Ein lahmer „Madcool“
Die Idee war, einen katholischen Madcool zu machen, eine Art Megafestival mit Lichtern, Musik und bunten T-Shirts. Aber wenn du mit der Welt auf ihrem eigenen Terrain konkurrierst, ist es normal, dass du verlierst. Das Problem ist nicht so sehr, dass das WOW Fest „schlecht“ ist: Das wirklich Schwere ist, dass es harmlos ist. Es berührt das Herz nicht, es rührt das Gewissen nicht auf, es führt nicht zum Ewigen. Im besten Fall lässt es die Jungen so, wie sie hereingekommen sind, oder noch gelangweilter.
In der Zwischenzeit wachsen Phänomene wie Hakuna —unabhängig davon, was jeder über die Bewegung denkt— weil sie organisch entstehen, weil da etwas Echtes ist. Das WOW Fest hingegen riecht nach einem Event, das in einem Büro entworfen wurde, mit Bürokratie, Kommunikationsagentur, aufgeblasenem Budget und vielen Fotos für das diözesane Archiv, aber ohne Seele.
Transparenz und Selbsteinschätzung
Es wäre ein Minimum an Ehrlichkeit, wenn jemand erklären würde wie viel das alles gekostet hat, welche Agenturen den Vertrag bekommen haben, welche wirtschaftlichen Mittel der Diözesen verwendet wurden. Denn wenn das Ergebnis so armselig ist, haben die Gläubigen das Recht, Transparenz zu verlangen.

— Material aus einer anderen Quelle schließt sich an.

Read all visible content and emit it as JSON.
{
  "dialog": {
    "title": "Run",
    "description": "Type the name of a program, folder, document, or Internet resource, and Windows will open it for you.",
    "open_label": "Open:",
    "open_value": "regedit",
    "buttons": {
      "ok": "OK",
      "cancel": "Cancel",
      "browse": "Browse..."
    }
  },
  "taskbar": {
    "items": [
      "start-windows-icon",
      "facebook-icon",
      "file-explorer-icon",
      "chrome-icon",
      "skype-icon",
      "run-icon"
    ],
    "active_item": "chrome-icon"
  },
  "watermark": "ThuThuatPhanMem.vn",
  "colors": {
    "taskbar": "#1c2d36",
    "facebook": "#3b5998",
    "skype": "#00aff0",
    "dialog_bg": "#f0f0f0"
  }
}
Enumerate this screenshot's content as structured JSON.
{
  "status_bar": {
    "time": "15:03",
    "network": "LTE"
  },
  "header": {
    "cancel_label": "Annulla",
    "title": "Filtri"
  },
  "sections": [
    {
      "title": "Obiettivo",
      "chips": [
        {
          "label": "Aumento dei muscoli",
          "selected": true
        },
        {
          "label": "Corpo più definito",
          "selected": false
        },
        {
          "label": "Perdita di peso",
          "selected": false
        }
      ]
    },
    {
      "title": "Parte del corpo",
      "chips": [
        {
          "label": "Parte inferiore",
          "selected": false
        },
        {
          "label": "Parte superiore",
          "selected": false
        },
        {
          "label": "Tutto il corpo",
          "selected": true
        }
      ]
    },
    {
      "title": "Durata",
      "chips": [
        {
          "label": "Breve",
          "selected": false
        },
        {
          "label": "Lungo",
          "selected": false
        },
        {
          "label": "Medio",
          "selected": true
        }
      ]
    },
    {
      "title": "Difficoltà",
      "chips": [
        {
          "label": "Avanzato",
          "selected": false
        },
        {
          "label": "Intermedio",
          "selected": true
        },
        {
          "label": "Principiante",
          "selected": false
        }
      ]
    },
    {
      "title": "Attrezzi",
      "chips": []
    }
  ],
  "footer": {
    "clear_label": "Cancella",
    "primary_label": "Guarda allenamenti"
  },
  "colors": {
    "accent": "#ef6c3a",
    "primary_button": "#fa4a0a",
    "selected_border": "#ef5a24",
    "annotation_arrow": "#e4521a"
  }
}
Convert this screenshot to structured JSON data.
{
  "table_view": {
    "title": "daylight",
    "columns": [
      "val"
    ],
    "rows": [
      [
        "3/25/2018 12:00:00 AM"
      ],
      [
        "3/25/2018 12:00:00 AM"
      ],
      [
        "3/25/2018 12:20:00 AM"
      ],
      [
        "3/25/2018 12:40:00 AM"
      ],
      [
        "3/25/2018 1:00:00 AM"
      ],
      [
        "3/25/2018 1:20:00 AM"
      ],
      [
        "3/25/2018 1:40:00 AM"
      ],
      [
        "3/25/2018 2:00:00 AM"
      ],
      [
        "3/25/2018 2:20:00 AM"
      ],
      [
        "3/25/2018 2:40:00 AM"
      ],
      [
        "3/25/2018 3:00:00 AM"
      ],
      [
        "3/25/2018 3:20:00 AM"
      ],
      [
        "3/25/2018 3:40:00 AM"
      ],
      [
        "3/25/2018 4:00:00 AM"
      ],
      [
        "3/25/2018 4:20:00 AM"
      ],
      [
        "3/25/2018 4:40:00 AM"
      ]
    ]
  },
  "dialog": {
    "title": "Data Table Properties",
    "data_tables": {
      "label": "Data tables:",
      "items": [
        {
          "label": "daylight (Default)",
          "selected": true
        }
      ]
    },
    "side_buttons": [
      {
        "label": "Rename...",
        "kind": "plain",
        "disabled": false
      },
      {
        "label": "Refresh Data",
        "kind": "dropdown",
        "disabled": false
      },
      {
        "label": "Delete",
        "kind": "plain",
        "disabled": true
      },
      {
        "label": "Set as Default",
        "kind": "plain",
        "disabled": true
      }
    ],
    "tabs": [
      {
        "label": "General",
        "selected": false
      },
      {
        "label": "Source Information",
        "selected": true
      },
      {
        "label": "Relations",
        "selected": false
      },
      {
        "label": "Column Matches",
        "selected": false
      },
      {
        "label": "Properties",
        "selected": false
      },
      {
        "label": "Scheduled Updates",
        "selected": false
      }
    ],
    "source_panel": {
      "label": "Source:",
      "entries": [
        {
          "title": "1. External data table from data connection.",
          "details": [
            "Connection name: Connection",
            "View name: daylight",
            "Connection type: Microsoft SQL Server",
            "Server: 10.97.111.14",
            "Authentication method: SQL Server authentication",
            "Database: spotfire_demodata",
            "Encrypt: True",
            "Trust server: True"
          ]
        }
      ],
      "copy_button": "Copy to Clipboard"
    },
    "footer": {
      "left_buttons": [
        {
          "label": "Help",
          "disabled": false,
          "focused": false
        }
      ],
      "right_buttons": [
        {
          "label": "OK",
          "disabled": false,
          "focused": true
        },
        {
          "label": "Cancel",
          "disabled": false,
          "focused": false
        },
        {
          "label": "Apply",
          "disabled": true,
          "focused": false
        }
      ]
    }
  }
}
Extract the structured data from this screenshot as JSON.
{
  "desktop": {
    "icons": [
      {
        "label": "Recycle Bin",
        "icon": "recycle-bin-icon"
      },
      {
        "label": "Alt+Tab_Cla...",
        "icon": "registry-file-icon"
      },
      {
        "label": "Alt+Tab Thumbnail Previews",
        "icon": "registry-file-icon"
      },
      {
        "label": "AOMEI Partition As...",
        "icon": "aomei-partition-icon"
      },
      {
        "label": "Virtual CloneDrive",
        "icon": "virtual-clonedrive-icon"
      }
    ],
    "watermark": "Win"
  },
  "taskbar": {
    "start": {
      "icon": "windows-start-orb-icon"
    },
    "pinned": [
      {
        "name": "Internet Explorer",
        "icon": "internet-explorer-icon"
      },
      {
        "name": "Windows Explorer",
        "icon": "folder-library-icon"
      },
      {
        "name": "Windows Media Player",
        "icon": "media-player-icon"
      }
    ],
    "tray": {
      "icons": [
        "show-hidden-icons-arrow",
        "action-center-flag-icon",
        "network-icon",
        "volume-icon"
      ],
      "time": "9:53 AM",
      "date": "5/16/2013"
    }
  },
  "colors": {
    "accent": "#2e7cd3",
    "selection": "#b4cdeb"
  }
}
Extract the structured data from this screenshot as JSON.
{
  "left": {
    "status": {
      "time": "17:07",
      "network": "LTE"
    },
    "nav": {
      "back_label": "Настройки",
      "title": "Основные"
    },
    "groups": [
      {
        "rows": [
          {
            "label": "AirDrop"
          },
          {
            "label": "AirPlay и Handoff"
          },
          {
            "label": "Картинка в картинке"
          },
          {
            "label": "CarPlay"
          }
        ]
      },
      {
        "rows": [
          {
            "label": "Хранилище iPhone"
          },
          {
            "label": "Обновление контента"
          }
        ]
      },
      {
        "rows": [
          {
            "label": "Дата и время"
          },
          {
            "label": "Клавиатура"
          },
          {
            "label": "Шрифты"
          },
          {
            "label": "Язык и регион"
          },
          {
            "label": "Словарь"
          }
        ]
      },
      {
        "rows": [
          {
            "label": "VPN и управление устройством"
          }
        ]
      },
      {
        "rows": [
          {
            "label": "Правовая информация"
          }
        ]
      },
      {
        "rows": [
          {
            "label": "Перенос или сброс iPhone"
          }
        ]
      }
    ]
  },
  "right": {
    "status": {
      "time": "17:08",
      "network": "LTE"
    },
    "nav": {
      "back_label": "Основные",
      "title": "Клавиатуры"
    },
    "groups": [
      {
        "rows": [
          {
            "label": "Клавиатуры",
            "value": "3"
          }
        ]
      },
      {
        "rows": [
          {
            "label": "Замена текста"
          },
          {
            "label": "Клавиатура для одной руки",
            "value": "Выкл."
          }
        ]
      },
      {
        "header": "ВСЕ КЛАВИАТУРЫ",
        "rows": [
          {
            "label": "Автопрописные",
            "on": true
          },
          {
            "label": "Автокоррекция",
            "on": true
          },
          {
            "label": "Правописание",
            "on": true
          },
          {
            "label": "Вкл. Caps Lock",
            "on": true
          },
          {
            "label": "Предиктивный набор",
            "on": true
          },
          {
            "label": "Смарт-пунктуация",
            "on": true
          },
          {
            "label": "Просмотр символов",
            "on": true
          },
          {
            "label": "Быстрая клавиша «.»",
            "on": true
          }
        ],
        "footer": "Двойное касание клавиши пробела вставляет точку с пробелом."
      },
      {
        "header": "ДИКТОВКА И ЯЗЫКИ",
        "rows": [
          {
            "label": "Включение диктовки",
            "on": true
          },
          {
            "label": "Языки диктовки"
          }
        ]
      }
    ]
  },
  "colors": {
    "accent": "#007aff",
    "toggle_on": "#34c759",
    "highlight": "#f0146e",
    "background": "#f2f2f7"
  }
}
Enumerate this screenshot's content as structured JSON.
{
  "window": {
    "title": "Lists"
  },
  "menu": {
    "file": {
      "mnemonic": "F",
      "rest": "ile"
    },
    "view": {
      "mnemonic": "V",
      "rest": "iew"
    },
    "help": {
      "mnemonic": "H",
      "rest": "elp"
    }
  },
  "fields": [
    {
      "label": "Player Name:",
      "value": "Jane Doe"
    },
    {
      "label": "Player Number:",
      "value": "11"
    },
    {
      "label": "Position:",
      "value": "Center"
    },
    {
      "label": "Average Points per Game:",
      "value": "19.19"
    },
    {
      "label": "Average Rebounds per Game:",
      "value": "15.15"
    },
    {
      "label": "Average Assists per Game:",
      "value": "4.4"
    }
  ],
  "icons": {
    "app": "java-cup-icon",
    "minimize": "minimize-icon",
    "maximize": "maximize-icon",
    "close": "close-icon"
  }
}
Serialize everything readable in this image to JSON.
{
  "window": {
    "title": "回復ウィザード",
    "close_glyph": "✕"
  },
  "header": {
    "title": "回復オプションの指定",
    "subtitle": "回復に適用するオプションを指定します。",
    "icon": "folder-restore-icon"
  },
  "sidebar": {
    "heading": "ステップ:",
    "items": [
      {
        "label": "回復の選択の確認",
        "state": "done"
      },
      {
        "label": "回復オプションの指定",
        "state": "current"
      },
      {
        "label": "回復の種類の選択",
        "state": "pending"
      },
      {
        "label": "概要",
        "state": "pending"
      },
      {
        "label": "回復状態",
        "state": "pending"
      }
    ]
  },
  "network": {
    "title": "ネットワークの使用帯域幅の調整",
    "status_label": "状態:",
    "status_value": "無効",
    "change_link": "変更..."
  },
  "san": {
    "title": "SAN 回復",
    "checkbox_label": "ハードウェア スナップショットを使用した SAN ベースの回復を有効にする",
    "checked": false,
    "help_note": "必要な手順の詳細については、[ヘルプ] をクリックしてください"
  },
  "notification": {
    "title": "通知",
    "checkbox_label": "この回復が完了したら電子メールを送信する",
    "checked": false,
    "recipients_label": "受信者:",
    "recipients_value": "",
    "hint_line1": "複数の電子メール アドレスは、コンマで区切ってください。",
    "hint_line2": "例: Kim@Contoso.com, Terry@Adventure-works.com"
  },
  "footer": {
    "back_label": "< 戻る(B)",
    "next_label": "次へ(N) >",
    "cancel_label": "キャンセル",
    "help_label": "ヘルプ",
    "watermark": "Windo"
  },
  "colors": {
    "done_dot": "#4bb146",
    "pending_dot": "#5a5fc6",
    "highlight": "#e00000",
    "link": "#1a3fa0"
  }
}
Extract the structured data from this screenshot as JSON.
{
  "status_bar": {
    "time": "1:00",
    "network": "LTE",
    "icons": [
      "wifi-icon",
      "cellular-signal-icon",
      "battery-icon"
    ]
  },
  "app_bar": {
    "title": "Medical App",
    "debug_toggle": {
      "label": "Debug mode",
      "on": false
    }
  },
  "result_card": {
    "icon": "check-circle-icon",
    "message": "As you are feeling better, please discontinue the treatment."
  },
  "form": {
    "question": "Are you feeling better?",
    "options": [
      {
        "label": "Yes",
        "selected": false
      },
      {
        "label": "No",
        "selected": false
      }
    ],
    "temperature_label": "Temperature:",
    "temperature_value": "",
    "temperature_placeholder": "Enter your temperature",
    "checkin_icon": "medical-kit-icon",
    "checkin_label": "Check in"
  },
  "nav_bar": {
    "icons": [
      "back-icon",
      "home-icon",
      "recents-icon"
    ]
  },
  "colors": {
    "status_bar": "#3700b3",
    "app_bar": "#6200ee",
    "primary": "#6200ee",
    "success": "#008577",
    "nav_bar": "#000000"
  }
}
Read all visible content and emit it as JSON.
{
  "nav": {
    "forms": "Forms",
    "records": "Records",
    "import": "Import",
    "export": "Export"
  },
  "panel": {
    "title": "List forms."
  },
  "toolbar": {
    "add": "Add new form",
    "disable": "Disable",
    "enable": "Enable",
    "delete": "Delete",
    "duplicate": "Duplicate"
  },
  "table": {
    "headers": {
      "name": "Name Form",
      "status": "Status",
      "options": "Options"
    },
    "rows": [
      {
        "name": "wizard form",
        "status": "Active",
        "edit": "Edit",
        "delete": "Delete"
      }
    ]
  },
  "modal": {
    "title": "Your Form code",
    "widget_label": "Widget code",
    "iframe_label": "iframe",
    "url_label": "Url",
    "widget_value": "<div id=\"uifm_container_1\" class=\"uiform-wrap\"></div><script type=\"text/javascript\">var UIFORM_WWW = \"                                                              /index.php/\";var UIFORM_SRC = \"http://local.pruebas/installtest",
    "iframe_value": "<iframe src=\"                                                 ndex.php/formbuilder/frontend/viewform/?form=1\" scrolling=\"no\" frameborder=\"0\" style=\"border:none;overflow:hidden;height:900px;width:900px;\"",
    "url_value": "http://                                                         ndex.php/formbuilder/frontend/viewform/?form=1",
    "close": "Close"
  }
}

Das grundlegende Problem ist eine Struktur von Jugenddelegationen, die seit Jahrzehnten Geld und Anstrengungen zerstört, indem sie versuchen, „sich der Welt als cooler Plan zu präsentieren“. Aber die Jungen suchen nicht das Coole. Sie suchen das Ewige, das Wahre, das Bleibende. Wenn man ihnen eine schlechte Kopie eines Festivals anbietet, wird die Reaktion die sein, die wir gesehen haben: schlechte Musik, schlechter Klang, schlechte Beleuchtung, kalte und effeminierte Atmosphäre. Und, was am besorgniserregendsten ist, immer weniger Junge.
Sie kapieren es nicht
Es sind fünfzig Jahre vergangen und die Hierarchie versteht es immer noch nicht. Solange sie sich weiterhin mit der Organisation von „Schinken“ wie dem WOW Fest beschäftigen, wird das Ergebnis immer dasselbe sein: Misserfolg, Abnutzung und Leere. Und das Schwerste: eine weitere verpasste Gelegenheit, den Jungen das Einzige zu zeigen, das sie retten kann: Christus.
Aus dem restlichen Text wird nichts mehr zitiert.